The term Ancient North Eurasian (ANE) is the name given to an ancestral component that represents the lineage of the people of the Mal'ta–Buret' culture (c. 24,000 BP) and populations closely related to them, such as the Upper Paleolithic individuals from Afontova Gora in Siberia.

ANE are closely related to the Ancient North Siberians (ANS) represented by two ancient specimens from the preceding Yana Culture (c. 32,000 BP).The ANE can either be considered to descent from the earlier ANS population, or that both ANE and ANS are closely related, albeit differentiated, sister lineages, which both originated from a merger of 'Early West Eurasian' hunter-gatherers (represented by Kostenki-14, c. 40,000 BP),[8] and an 'Early East Eurasian' population.

More than half of the world's population today derives between 5 and 40% of their genomes from the Ancient North Eurasians.

Significant ANE ancestry can be found in Native Americans, as well as in regions of Northern Europe, South Asia, Central Asia, and Siberia.

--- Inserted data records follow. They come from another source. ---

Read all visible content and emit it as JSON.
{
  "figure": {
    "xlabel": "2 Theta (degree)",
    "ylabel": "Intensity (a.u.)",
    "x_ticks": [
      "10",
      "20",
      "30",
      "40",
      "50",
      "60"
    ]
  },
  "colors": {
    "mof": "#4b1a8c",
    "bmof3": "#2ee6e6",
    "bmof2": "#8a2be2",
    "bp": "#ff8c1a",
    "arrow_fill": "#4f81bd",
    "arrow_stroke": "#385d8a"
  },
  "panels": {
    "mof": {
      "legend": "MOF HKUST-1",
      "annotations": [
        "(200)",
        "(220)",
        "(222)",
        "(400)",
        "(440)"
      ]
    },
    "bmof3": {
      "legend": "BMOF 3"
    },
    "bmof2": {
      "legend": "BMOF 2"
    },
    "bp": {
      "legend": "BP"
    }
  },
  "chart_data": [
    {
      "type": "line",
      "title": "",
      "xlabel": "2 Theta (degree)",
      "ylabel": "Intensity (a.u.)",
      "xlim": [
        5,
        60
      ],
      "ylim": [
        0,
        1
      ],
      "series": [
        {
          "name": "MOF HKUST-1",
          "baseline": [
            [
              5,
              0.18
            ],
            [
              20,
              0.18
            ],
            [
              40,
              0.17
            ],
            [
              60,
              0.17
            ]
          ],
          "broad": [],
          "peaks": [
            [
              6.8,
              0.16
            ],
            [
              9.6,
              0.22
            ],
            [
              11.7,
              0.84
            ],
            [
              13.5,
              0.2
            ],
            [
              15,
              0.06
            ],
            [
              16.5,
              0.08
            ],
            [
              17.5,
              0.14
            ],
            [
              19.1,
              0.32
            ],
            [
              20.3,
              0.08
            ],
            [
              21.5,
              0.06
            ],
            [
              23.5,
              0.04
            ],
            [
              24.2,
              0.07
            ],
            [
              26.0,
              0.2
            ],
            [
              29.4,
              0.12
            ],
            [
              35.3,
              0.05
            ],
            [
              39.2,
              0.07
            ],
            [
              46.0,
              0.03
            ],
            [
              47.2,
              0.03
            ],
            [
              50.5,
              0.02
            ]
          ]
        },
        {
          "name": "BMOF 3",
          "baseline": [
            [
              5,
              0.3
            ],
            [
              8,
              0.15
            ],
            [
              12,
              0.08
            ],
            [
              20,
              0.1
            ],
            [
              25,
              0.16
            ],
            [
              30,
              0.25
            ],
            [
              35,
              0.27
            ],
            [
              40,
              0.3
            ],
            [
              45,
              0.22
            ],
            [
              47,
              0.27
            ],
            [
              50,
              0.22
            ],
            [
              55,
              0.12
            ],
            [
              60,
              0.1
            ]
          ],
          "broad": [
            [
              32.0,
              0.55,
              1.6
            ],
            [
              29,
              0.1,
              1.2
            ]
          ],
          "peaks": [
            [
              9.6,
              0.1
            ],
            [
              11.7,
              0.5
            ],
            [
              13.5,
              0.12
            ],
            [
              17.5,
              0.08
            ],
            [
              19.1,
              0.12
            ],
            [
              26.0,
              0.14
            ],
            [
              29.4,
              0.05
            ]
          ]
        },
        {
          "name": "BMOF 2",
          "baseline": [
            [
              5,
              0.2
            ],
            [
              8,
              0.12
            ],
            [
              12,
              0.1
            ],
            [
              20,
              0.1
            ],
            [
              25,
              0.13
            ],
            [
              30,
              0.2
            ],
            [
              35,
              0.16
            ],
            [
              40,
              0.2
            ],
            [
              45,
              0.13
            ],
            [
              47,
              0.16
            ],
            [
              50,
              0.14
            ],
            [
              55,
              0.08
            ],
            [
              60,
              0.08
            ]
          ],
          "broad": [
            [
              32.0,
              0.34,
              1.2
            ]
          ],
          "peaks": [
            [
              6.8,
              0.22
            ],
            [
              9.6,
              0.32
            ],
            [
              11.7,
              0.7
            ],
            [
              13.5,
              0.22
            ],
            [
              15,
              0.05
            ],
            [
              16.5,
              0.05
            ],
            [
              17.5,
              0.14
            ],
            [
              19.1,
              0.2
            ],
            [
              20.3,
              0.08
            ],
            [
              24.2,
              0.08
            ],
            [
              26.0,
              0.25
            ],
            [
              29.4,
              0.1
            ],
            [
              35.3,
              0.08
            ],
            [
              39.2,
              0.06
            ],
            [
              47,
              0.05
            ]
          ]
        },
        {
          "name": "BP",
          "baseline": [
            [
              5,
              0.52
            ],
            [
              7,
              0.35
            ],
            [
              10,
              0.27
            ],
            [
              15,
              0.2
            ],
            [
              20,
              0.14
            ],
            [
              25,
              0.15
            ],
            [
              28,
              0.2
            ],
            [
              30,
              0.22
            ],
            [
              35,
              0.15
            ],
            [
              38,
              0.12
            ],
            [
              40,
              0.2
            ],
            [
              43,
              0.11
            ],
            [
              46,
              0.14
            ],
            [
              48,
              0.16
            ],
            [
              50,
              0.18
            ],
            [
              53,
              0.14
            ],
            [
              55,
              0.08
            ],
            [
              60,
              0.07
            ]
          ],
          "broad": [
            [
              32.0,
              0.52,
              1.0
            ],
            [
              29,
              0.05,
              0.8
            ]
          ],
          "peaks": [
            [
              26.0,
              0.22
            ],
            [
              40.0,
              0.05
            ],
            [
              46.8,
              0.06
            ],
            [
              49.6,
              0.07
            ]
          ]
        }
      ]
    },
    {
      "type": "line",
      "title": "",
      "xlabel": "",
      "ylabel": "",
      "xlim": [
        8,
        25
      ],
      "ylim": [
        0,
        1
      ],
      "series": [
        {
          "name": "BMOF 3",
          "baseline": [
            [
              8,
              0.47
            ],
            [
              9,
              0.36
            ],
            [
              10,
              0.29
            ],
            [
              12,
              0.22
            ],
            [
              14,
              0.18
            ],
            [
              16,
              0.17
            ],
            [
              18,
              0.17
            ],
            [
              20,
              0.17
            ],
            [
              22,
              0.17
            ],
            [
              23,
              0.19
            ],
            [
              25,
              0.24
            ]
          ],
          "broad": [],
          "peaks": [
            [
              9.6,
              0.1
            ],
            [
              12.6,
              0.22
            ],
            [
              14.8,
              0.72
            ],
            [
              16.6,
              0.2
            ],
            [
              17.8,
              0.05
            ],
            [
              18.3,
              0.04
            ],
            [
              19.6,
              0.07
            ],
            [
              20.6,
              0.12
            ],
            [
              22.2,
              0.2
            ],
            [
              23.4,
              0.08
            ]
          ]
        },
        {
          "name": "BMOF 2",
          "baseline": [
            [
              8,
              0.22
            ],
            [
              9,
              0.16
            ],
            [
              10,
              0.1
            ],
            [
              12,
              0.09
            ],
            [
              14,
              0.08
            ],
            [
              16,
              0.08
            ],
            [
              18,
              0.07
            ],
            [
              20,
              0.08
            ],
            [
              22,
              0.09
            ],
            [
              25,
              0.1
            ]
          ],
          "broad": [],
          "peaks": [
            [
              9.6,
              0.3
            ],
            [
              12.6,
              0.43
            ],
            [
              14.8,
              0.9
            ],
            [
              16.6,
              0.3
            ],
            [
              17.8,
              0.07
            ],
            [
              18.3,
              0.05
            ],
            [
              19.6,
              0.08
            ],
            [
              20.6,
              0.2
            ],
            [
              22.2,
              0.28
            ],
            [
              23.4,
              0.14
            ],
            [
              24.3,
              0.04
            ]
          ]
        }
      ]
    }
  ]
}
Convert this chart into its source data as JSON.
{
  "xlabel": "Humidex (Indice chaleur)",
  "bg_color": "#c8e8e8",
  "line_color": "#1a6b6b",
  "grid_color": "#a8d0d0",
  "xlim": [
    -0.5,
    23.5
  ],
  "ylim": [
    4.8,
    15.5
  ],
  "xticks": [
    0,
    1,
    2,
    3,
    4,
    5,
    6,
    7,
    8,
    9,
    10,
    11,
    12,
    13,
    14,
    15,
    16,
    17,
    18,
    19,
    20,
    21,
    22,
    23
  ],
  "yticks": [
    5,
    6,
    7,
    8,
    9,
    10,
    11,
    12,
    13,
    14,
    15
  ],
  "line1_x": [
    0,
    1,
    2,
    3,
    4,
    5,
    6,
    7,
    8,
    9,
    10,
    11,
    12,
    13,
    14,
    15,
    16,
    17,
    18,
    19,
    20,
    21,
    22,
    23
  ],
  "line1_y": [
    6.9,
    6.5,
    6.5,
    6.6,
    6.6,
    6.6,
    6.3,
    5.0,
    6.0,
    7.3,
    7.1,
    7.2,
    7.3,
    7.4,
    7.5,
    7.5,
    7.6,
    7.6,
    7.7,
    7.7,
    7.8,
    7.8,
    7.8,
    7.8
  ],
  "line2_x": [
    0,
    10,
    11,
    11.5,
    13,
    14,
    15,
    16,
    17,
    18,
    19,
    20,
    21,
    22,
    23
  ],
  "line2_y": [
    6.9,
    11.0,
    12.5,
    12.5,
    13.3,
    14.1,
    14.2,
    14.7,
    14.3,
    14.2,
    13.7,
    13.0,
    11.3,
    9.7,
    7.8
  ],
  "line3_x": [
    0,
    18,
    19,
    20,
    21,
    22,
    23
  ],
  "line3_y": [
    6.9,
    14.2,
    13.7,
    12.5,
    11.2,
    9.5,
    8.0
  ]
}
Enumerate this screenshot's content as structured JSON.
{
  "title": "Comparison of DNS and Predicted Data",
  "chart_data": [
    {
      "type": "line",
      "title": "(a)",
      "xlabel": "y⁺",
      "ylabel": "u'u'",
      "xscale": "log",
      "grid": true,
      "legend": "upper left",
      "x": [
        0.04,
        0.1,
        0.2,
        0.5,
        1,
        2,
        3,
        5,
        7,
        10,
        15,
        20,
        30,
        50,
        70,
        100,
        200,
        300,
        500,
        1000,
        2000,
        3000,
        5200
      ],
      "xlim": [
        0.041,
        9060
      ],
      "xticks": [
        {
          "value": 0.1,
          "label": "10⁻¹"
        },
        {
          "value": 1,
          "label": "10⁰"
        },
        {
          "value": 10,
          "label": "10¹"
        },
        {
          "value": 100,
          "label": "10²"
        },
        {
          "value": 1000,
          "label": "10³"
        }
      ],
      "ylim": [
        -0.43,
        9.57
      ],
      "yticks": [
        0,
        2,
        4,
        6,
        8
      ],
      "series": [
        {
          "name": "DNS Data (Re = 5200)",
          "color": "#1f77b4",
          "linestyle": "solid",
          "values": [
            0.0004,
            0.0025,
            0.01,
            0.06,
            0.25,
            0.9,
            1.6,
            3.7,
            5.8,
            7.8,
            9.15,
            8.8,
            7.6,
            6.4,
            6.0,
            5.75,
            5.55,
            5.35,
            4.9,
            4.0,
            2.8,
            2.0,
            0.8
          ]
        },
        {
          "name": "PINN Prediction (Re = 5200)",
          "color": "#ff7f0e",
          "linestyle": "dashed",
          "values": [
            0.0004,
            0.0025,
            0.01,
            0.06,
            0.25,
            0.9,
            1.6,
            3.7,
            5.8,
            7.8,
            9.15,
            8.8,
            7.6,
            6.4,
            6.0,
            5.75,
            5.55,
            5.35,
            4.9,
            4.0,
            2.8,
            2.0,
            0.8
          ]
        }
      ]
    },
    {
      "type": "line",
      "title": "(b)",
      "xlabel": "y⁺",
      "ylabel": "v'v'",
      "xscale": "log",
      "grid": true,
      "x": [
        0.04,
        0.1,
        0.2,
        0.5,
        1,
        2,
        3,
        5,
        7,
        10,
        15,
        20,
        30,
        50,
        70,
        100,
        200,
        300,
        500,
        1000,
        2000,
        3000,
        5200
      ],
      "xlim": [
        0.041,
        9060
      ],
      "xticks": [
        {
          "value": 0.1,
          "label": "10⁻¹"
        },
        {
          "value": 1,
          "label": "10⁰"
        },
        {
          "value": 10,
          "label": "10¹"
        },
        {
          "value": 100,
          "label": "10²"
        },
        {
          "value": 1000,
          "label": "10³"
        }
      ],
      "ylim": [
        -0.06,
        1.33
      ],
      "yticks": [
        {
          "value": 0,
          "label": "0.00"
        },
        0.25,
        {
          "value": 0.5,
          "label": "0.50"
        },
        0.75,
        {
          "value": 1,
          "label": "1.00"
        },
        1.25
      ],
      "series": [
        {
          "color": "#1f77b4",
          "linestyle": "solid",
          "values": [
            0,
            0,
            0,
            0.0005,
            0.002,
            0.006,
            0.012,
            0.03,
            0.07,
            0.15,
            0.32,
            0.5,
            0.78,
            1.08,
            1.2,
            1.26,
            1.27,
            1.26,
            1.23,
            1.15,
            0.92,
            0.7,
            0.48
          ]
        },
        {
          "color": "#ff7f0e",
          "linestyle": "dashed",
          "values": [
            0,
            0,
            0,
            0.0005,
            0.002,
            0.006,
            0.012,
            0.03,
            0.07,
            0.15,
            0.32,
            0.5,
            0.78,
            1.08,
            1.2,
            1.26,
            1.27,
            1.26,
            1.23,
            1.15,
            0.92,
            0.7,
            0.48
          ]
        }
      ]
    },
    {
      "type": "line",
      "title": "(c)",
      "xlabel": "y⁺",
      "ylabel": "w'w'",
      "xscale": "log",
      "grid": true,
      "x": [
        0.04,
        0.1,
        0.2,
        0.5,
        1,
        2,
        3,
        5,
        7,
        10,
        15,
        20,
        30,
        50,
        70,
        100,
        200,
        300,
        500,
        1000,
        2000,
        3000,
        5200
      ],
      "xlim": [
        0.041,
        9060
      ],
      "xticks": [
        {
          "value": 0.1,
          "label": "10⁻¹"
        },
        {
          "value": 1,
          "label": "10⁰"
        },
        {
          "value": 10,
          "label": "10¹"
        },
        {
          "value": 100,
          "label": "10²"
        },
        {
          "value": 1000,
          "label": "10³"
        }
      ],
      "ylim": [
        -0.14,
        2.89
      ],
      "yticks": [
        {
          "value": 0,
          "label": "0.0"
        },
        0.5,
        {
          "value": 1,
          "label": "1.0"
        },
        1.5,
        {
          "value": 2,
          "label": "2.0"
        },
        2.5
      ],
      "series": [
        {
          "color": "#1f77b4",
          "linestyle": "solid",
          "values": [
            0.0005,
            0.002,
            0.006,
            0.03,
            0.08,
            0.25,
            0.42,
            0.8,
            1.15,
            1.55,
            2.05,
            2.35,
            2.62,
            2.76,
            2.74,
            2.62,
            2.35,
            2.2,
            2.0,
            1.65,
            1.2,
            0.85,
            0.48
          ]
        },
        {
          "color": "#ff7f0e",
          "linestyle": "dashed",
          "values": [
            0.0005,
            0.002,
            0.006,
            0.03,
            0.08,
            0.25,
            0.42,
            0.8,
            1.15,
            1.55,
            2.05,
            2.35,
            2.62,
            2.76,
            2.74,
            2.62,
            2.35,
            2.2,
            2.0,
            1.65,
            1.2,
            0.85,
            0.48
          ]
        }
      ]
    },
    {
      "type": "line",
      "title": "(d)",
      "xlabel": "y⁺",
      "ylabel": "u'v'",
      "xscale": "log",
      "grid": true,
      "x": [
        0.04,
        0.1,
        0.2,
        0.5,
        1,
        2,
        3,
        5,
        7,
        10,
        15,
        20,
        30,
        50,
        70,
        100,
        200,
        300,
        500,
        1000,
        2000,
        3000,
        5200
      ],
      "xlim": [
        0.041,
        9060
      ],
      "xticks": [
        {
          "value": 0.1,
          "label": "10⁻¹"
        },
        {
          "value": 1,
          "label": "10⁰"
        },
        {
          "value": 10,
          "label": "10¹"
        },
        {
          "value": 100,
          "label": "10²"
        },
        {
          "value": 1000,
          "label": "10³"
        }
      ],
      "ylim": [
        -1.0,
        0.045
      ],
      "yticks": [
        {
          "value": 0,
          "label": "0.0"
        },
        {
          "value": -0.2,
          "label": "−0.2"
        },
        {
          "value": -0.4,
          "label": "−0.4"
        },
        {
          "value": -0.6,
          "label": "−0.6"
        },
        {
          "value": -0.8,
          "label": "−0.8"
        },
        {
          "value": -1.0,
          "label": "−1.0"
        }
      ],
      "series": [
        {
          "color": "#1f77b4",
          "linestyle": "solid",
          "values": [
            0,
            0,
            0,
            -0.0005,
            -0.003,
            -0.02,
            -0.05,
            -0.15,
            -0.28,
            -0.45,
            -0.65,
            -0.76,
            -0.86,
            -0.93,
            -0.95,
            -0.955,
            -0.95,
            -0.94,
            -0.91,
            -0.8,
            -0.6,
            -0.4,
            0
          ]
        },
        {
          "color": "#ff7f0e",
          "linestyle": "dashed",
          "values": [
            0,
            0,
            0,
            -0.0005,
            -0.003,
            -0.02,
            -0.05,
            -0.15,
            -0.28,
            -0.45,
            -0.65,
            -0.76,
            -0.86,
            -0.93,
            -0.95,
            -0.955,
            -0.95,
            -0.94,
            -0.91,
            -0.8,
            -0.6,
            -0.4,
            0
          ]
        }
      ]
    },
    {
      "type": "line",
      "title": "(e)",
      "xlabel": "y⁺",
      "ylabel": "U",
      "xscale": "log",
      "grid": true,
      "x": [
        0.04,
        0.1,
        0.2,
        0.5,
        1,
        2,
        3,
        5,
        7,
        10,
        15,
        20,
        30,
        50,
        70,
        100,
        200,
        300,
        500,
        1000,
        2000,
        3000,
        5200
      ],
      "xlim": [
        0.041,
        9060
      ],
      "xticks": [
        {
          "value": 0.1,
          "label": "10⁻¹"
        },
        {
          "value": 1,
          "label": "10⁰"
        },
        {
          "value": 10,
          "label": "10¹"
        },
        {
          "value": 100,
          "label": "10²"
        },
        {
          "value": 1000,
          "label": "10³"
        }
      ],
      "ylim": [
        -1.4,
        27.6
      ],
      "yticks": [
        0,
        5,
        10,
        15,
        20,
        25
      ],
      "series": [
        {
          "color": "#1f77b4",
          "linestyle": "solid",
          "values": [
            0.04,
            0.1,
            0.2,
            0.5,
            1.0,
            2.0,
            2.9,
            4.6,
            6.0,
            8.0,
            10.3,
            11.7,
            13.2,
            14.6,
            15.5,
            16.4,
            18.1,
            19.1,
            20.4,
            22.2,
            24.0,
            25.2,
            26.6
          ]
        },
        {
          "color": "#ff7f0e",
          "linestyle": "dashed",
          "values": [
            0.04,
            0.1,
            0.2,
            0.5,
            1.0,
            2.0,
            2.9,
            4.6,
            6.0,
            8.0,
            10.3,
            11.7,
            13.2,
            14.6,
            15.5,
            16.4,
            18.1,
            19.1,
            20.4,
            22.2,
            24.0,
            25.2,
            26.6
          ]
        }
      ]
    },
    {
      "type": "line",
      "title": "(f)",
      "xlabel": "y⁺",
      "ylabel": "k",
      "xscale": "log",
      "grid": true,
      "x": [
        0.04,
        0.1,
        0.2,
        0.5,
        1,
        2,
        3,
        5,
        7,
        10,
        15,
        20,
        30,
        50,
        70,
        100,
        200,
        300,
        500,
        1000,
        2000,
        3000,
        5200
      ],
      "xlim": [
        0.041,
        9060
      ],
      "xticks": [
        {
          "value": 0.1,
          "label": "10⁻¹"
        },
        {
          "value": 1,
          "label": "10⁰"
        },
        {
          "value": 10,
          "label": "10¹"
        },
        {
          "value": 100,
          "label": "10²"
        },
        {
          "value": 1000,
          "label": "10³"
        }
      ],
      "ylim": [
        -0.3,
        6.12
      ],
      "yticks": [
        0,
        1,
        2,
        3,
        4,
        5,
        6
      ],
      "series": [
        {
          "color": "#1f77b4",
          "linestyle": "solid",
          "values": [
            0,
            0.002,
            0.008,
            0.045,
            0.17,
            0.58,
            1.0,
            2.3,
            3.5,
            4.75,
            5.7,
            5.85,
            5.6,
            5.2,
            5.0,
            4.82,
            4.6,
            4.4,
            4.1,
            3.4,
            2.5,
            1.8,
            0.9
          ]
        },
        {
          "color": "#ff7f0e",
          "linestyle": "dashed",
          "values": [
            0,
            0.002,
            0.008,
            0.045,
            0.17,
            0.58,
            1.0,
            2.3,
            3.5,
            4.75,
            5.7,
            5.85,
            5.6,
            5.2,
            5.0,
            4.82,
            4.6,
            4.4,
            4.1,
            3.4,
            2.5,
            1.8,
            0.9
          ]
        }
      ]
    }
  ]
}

By c. 32kya, populations carrying ANE-related ancestry were probably widely distributed across northeast Eurasia.

The global maximum of ANE ancestry occurs in modern-day Kets, Mansi, Native Americans, and Selkups.

The Tarim mummies (c. 2000 BCE) had high levels of Ancient North Eurasian ancestry (c. 72%), with a smaller admixture from an Ancient Northeast Asian-like population (particularly the Baikal_EBA, at c. 28%), but no detectable Western Steppe Herder-related ancestry.

14k-9k years ago, Eastern Hunter Gatherer (EHG) genetic profile is mainly derived from 70% Ancient North Eurasian (ANE) ancestry, which was introduced from Siberia, with a secondary and smaller 30% admixture of European Western Hunter-Gatherers (WHG from Europe c. 15,000~5,000 BP)

Caucasus hunter-gatherer (CHG)/ Satsurblia cluster split from WHG around 45-26,000 years ago.

Western Steppe Herders (WSH)/Yamnaya ancestry is a merger around 5th-4th millennium BC between Eastern Hunter-Gatherers (EHG) and Caucasus Hunter-Gatherers (CHG).

~5000 years ago WSH embark on massive expansion across Eurasia, spreading Indo-European languages, even into modern Western China, e.g. Sakas, Tocharians, possibly Yuezhi.

[–] [email protected] 2 points 1 year ago

I'm going to slowly work my way through all this! Thanks so much!